Pria itu pun tertawa. "Hmm. Ya. Tidak apa-apa, semua wanita yang saya pasti tergila-gila. Saya yakin kamu tidak berbeda dari mereka."
Jingga tercengang. "Wow. Percaya diri sekali kamu, Woy!"
"Saya hanya bicara fakta. Kamu kagum dengan ketampanan saya, kan?"
Jingga memperhatikannya kembali. Ya, pria ini indah, tetapi juga sangat sombong. Sayang, itu adalah salah satu kualitas yang dia benci dari seorang pria. Pria seperti itu pasti seekor buaya.

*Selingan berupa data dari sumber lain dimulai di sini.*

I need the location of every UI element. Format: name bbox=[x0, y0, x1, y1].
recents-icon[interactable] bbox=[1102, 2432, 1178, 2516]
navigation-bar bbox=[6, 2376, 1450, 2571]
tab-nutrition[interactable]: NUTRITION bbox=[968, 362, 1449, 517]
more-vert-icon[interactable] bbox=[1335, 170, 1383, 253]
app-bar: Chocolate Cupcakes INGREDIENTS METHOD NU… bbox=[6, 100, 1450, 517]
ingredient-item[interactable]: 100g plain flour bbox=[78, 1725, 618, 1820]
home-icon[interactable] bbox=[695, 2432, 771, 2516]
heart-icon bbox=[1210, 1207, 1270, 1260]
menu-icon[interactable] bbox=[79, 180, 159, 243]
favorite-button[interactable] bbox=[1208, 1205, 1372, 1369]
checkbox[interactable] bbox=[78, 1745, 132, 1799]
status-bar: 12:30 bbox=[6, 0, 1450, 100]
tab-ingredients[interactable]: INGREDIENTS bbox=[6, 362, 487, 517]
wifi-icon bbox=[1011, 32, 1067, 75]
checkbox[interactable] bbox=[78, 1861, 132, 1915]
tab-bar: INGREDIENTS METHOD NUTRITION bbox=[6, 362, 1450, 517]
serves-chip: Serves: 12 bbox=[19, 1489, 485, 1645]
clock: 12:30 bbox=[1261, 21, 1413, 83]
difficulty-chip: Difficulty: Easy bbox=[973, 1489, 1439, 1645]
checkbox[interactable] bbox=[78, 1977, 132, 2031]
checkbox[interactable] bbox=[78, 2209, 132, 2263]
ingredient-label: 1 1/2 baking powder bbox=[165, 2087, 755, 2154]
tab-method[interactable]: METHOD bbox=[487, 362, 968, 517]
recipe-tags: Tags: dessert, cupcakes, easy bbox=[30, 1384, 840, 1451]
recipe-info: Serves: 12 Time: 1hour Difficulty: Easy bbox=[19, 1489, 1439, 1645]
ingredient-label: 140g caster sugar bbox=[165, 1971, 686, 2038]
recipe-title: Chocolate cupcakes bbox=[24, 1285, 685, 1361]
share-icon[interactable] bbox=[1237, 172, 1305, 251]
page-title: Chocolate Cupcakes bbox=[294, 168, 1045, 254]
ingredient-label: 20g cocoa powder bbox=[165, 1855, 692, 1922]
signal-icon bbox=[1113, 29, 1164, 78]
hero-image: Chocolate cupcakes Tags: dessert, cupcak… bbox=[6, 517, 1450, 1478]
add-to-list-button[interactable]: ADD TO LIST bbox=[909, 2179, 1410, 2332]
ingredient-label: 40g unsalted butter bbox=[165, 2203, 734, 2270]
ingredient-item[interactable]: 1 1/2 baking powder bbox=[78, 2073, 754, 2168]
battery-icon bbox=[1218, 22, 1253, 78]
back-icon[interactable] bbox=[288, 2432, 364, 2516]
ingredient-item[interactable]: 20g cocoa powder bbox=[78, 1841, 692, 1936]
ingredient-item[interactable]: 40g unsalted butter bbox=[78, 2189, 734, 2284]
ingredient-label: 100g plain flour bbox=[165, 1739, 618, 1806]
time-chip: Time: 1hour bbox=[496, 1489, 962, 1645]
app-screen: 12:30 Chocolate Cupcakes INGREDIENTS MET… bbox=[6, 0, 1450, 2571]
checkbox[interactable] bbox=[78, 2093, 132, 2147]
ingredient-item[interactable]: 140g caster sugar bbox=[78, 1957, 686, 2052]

"Apa yang kamu butuhkan dan kenapa kamu menyentuhku? Jika kamu sedang tersesat, tanyakanlah pada Google Map. Tanya mereka, jangan tanya saya!"
"Saya yakin Google Map tidak tahu namamu."

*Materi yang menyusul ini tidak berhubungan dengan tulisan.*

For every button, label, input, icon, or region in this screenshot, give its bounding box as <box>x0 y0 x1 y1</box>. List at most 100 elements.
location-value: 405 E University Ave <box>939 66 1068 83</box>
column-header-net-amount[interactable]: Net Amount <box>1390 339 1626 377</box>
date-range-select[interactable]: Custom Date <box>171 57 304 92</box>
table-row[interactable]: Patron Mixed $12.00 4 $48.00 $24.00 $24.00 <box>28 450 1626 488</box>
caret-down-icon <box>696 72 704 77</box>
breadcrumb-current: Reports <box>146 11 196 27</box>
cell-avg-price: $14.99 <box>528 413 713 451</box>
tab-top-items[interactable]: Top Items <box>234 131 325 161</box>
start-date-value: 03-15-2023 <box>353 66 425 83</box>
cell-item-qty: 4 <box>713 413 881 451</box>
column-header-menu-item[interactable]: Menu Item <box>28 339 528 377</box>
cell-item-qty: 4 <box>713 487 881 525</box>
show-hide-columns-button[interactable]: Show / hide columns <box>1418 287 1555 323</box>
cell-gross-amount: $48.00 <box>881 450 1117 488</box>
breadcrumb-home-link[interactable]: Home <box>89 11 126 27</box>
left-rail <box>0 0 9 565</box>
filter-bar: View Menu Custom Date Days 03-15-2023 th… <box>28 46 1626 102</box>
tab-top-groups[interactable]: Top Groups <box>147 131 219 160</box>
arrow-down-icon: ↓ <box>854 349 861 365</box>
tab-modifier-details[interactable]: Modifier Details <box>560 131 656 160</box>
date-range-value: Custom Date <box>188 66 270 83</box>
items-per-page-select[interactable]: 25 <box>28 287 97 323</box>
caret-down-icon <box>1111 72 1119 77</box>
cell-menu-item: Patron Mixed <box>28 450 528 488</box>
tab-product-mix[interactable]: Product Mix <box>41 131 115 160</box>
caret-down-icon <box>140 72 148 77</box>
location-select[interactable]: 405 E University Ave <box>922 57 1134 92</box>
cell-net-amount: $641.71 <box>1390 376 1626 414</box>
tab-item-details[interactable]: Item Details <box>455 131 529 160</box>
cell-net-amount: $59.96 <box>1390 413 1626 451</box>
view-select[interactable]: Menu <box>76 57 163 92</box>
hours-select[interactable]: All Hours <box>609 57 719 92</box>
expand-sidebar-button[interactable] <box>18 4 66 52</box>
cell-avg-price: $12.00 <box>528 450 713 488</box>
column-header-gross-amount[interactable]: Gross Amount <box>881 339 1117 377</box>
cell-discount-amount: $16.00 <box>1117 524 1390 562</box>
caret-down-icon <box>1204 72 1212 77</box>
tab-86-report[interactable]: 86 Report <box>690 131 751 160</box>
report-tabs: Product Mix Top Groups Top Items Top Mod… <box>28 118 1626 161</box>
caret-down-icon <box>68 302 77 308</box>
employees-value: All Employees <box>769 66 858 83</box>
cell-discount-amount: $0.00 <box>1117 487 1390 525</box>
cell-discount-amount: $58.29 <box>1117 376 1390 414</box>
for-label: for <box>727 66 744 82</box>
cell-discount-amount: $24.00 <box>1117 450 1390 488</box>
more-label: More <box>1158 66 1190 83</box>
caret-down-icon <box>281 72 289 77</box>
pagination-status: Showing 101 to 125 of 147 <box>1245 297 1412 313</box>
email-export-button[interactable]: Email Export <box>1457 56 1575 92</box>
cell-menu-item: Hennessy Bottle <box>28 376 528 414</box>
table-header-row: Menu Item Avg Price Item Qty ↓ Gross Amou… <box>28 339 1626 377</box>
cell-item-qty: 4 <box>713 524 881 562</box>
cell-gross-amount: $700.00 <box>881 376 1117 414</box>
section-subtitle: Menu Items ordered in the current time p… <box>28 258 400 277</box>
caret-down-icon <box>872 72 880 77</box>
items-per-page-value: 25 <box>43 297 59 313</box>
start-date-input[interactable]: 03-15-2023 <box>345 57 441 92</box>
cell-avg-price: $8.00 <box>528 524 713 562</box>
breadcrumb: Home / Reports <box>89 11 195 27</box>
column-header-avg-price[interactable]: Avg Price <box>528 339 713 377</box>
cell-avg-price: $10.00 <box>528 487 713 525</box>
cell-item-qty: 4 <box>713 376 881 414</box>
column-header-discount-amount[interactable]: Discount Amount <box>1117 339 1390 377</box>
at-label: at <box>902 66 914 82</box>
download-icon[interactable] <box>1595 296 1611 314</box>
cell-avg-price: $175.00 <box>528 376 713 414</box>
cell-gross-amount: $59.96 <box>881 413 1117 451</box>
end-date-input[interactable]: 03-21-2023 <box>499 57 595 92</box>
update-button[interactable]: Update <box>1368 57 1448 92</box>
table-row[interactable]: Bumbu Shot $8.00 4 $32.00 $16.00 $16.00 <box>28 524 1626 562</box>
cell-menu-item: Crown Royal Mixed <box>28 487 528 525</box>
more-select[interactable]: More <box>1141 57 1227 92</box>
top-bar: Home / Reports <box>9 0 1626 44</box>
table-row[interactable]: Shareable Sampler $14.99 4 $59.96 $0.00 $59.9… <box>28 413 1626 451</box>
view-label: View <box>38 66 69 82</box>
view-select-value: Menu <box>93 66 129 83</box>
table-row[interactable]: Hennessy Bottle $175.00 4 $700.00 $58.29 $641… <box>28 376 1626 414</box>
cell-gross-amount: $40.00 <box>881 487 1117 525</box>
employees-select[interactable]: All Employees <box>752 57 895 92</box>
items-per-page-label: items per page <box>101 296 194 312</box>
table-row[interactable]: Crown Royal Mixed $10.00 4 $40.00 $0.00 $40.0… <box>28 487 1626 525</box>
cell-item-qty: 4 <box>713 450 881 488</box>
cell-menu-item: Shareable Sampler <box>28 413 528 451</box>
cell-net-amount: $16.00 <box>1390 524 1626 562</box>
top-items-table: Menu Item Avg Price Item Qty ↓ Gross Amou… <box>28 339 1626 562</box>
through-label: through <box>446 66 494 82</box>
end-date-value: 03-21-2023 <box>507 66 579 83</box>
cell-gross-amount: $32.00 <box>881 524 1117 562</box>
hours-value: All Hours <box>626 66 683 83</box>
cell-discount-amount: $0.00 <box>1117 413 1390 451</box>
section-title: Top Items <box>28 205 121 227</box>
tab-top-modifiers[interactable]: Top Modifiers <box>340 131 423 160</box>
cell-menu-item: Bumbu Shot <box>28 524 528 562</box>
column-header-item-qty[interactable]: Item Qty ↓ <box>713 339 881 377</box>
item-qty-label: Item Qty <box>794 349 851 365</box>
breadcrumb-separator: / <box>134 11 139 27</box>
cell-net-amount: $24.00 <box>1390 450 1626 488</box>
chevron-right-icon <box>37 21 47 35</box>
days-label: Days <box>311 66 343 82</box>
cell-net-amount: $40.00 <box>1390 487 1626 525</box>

Bibir Jingga menganga karena terkejut. "Apa!"
"Saya menepuk bahumu untuk menarik perhatianmu agar aaya bisa menanyakan siapa namamu."
"Apa?"
Pria itu memutar matanya lalu menyodorkan tangan untuk menjabatnya. "Hai, saya Carlos. Siapa namamu?"
"Jingga."
Carlos tersenyum.
"Jingga. Hmm ... nama yang bagus," ucapnya seraya melepaskan tangannya. "Sampai jumpa, JIng!" Setelah itu dia lewat di depan Jingga lalu masuk ke mobil yang diparkir di sebelah mobilnya.
Jingga menggeleng dengan lembut. Apa yang baru saja terjadi sangat aneh. Dia kira pria itu ingin menanyakan arah sehingga menyentuhnya, ternyata hanya menanyakan siapa namanya.
Jingga menjadi gusar saat masuk ke mobilnya dan mengendarainya ke unit kondominiumnya.
#####
Saat berkendara ke rumah orang tuanya, Carlos menelepon Radit, salah satu teman dekatnya yang memiliki koneksi ke Kantor Perhubungan Darat. Mereka adalah teman sekelas SMA-nya dan meskipun mereka memiliki mata kuliah yang berbeda di Perguruan Tinggi, mereka tidak pernah kehilangan komunikasi satu sama lain. Dia adalah salah satu teman sejati yang bisa Carlos hubungi.
"Hei, DIt. Bisakah saya meminta bantuanmu?"
Radit menjawab sinis, "Saya baik-baik saja. Terima kasih sudah bertanya."
"Apakah saya masih harus bertanya apakah Anda baik-baik saja? Saya baru saja datang dari sana di bengkelmu."
"Memangnya mau minta bantu apa?"
"Saya akan kirimkan nomor platnya. Kamu bisa tidak mengetahui siapa pemiliknya dan di mana dia tinggal?"